En başarılı yıllardı… Ülkemize oluk oluk yabancı sermaye akıyordu. Yabancılar hem sıcak hem de soğuk para getiriyordu. (AK Parti iktidarında 2015 yılına kadar tam 508 milyar dolar geldi).
Yabancı geliyordu fakat o sermayeyi bir türlü kullanamıyorduk. Yırtınırcasına ‘sanal zenginliğe’ kanmayın diye uyarı üstüne uyarı yaptık. Ama ne çare…
Ben 2007 diyordum fakat Faik Öztrak 2005’de diyor: 2001 krizi peşinden çizilen "Güçlü Ekonomiye Geçiş Programı" bitirilmeliydi ve kuvvetli ekonomiye geçilmeliydi. Ama ne çare…
Ve balayı yılları bitti.
Ya da takke düştü kel göründü.
Şu anda tek derdimiz enflasyonu düşürmek ve cari açığı dengelemek. Yani döviz ihtiyacını tüketimi kısarak karşılamak.
Burada dikkat edeceğimiz nokta "tüketimi kısmak". Ama kimse de çıkıp "tüketimi kısmak yerine üretimi artıralım" diye demiyor.
Demiyor, çünkü diyemiyor.
Bakın Nass fantezi politikası ile 3 yılda tüketim büyümesi %54,4’e fırlarken üretim büyümesi yalnız ve yalnız %18,4’de kalmış. Kısacası durum şu: Ülkemizde talep olsa bile üretim olmuyor-yetmiyor.
Ama bugün bir başka noktaya daha bakacağız. Üretiyoruz da ne üretiyoruz? Değerli mal üretebiliyor muyuz?
2021-Mayıs 2024 içerisinde 752,2 milyar dolarlık ihracat gerçekleştirmişiz. Bu ihracatın yalnız ve yalnız 24,6 milyar dolarlık kısmı "Yüksek Teknoloji" ürünü. Yani koca ihracatımızın içinde yüksek teknoloji ürün oranı %3,27.
(Bu oran 2000’lerde yüzde 5-6 seviyelerindeydi)
Bir de "Orta-Yüksek Teknoloji" ürünleri var. İşte 752,2 milyar dolarlık ihracatımızda bu ürünlerin oranı da 261,6 milyar dolar ile %34,78 tutmaktadır.
Orta ve yüksek teknolojiyi topladığımızda ihracat içindeki oranı %38,0’e gelmektedir. Bu oran 2007 senesinde da %36,9 seviyesindeydi.
Ülkemiz 2007 yılından beri teknolojik açıdan adeta yerinde saydı. İhracat arttı fakat değer artmadı. Değer artmayınca refah artışı da bir anda kesildi.
Bugün tam da bunun sorununu yaşıyoruz. Değersizlik ve kalıcı fakirlik…
Peki, neden değer artıramıyoruz?
İşte tam da burada AK Parti zihniyeti devreye giriyor.
Bunu en güzel eğitim sisteminden görebiliriz. Artık yetişen üniversite mezunları ya yurtdışına gidiyor ya da kalanlar değer görmüyor. Çünkü değer görecek eğitim kalitemiz de kalmadı.

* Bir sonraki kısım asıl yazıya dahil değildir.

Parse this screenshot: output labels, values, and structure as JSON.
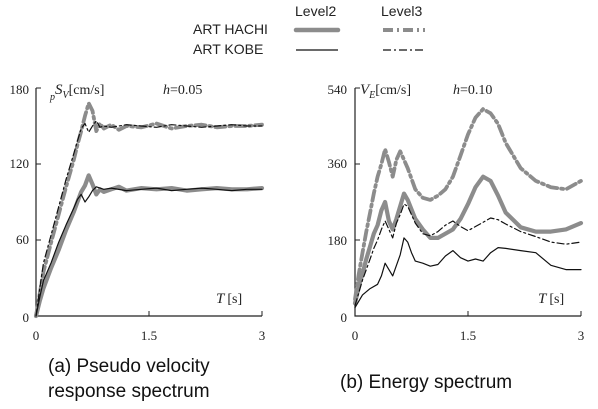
{
  "legend": {
    "level2_label": "Level2",
    "level3_label": "Level3",
    "art_hachi_label": "ART HACHI",
    "art_kobe_label": "ART KOBE"
  },
  "colors": {
    "hachi": "#8c8c8c",
    "kobe": "#111111",
    "axis": "#222222"
  },
  "captions": {
    "a_line1": "(a)  Pseudo  velocity",
    "a_line2": "response spectrum",
    "b": "(b) Energy spectrum"
  },
  "chart_data": [
    {
      "type": "line",
      "ylabel_prefix": "p",
      "ylabel_symbol": "S",
      "ylabel_subscript": "V",
      "ylabel_unit": "[cm/s]",
      "annotation_h": "h",
      "annotation_value": "=0.05",
      "xlabel_symbol": "T",
      "xlabel_unit": "[s]",
      "xlim": [
        0,
        3
      ],
      "ylim": [
        0,
        180
      ],
      "x_ticks": [
        "0",
        "1.5",
        "3"
      ],
      "y_ticks": [
        "0",
        "60",
        "120",
        "180"
      ],
      "series": [
        {
          "key": "hachi_l2",
          "x": [
            0,
            0.05,
            0.1,
            0.2,
            0.3,
            0.4,
            0.5,
            0.55,
            0.6,
            0.65,
            0.7,
            0.75,
            0.8,
            0.85,
            0.9,
            1.0,
            1.1,
            1.2,
            1.4,
            1.6,
            1.8,
            2.0,
            2.2,
            2.4,
            2.6,
            2.8,
            3.0
          ],
          "y": [
            0,
            12,
            22,
            38,
            52,
            68,
            82,
            90,
            98,
            103,
            111,
            104,
            96,
            100,
            98,
            100,
            102,
            99,
            101,
            100,
            101,
            99,
            100,
            101,
            100,
            100,
            101
          ]
        },
        {
          "key": "kobe_l2",
          "x": [
            0,
            0.05,
            0.1,
            0.2,
            0.3,
            0.4,
            0.5,
            0.55,
            0.6,
            0.65,
            0.7,
            0.75,
            0.8,
            0.9,
            1.0,
            1.2,
            1.4,
            1.6,
            1.8,
            2.0,
            2.2,
            2.4,
            2.6,
            2.8,
            3.0
          ],
          "y": [
            0,
            15,
            28,
            42,
            58,
            72,
            85,
            92,
            96,
            90,
            94,
            99,
            102,
            100,
            101,
            99,
            100,
            101,
            99,
            100,
            101,
            100,
            99,
            100,
            100
          ]
        },
        {
          "key": "hachi_l3",
          "x": [
            0,
            0.05,
            0.1,
            0.2,
            0.3,
            0.4,
            0.5,
            0.55,
            0.6,
            0.65,
            0.7,
            0.75,
            0.8,
            0.85,
            0.9,
            1.0,
            1.1,
            1.2,
            1.4,
            1.6,
            1.8,
            2.0,
            2.2,
            2.4,
            2.6,
            2.8,
            3.0
          ],
          "y": [
            0,
            18,
            35,
            58,
            80,
            102,
            123,
            135,
            146,
            158,
            168,
            162,
            146,
            152,
            148,
            151,
            147,
            150,
            149,
            152,
            148,
            150,
            151,
            149,
            150,
            150,
            151
          ]
        },
        {
          "key": "kobe_l3",
          "x": [
            0,
            0.05,
            0.1,
            0.2,
            0.3,
            0.4,
            0.5,
            0.55,
            0.6,
            0.65,
            0.7,
            0.75,
            0.8,
            0.85,
            0.9,
            1.0,
            1.2,
            1.4,
            1.6,
            1.8,
            2.0,
            2.2,
            2.4,
            2.6,
            2.8,
            3.0
          ],
          "y": [
            0,
            22,
            42,
            64,
            86,
            108,
            128,
            138,
            148,
            152,
            145,
            150,
            154,
            149,
            150,
            149,
            151,
            150,
            149,
            151,
            150,
            149,
            150,
            151,
            150,
            150
          ]
        }
      ]
    },
    {
      "type": "line",
      "ylabel_symbol": "V",
      "ylabel_subscript": "E",
      "ylabel_unit": "[cm/s]",
      "annotation_h": "h",
      "annotation_value": "=0.10",
      "xlabel_symbol": "T",
      "xlabel_unit": "[s]",
      "xlim": [
        0,
        3
      ],
      "ylim": [
        0,
        540
      ],
      "x_ticks": [
        "0",
        "1.5",
        "3"
      ],
      "y_ticks": [
        "0",
        "180",
        "360",
        "540"
      ],
      "series": [
        {
          "key": "hachi_l2",
          "x": [
            0,
            0.05,
            0.1,
            0.15,
            0.2,
            0.25,
            0.3,
            0.35,
            0.4,
            0.45,
            0.5,
            0.55,
            0.6,
            0.65,
            0.7,
            0.8,
            0.9,
            1.0,
            1.1,
            1.2,
            1.3,
            1.4,
            1.5,
            1.6,
            1.7,
            1.8,
            1.9,
            2.0,
            2.2,
            2.4,
            2.6,
            2.8,
            3.0
          ],
          "y": [
            30,
            70,
            100,
            135,
            165,
            195,
            215,
            250,
            270,
            225,
            205,
            230,
            260,
            290,
            275,
            230,
            205,
            185,
            185,
            195,
            205,
            230,
            265,
            305,
            330,
            320,
            285,
            245,
            210,
            200,
            200,
            205,
            220
          ]
        },
        {
          "key": "kobe_l2",
          "x": [
            0,
            0.05,
            0.1,
            0.2,
            0.3,
            0.35,
            0.4,
            0.45,
            0.5,
            0.6,
            0.65,
            0.7,
            0.75,
            0.8,
            0.9,
            1.0,
            1.1,
            1.2,
            1.3,
            1.4,
            1.5,
            1.6,
            1.7,
            1.8,
            1.9,
            2.0,
            2.2,
            2.4,
            2.6,
            2.8,
            3.0
          ],
          "y": [
            20,
            35,
            50,
            65,
            75,
            95,
            125,
            110,
            95,
            145,
            185,
            175,
            150,
            130,
            125,
            118,
            122,
            142,
            155,
            138,
            130,
            135,
            130,
            150,
            162,
            160,
            155,
            150,
            120,
            110,
            110
          ]
        },
        {
          "key": "hachi_l3",
          "x": [
            0,
            0.05,
            0.1,
            0.15,
            0.2,
            0.25,
            0.3,
            0.35,
            0.4,
            0.45,
            0.5,
            0.55,
            0.6,
            0.65,
            0.7,
            0.8,
            0.9,
            1.0,
            1.1,
            1.2,
            1.3,
            1.4,
            1.5,
            1.6,
            1.7,
            1.8,
            1.9,
            2.0,
            2.2,
            2.4,
            2.6,
            2.8,
            3.0
          ],
          "y": [
            40,
            100,
            150,
            200,
            245,
            290,
            330,
            360,
            395,
            365,
            330,
            370,
            390,
            370,
            350,
            300,
            280,
            275,
            285,
            300,
            330,
            380,
            430,
            470,
            490,
            480,
            455,
            410,
            350,
            320,
            305,
            300,
            320
          ]
        },
        {
          "key": "kobe_l3",
          "x": [
            0,
            0.05,
            0.1,
            0.15,
            0.2,
            0.25,
            0.3,
            0.35,
            0.4,
            0.45,
            0.5,
            0.55,
            0.6,
            0.65,
            0.7,
            0.8,
            0.9,
            1.0,
            1.1,
            1.2,
            1.3,
            1.4,
            1.5,
            1.6,
            1.7,
            1.8,
            1.9,
            2.0,
            2.2,
            2.4,
            2.6,
            2.8,
            3.0
          ],
          "y": [
            25,
            55,
            85,
            110,
            135,
            160,
            180,
            205,
            225,
            205,
            185,
            220,
            240,
            265,
            260,
            220,
            195,
            190,
            200,
            215,
            225,
            212,
            202,
            212,
            222,
            232,
            228,
            218,
            200,
            188,
            175,
            170,
            175
          ]
        }
      ]
    }
  ]
}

Ne sanayiyi planlayabildik ne de eğitimi.
Herkes üniversiteli fakat kimse memnun değil.
Alttaki grafik bizlere neden asla zengin olamayacağımızı net şekilde gösteriyor. Türkiye’de teknolojiyi ve bilimi durdurmayı başardılar ve ülkemizi kalıcı fakirliğe mahkum ettiler.
Daha üzücü konu ise bu probleminin kuşaksal bir hal almış olmasıdır.
Çalışmak ve çalışanın kazandığı bir düzeni kurmadan ülkemiz maalesef bu kısırdöngüde kıvranıp duracaktır.
Bugün Mehmet Şimşek kısa vadeli finansal dengeleri kurabilir fakat uzun vadeli refah için durum çok zor.
Evlatlarımız için ağlamaya şimdiden başlayalım.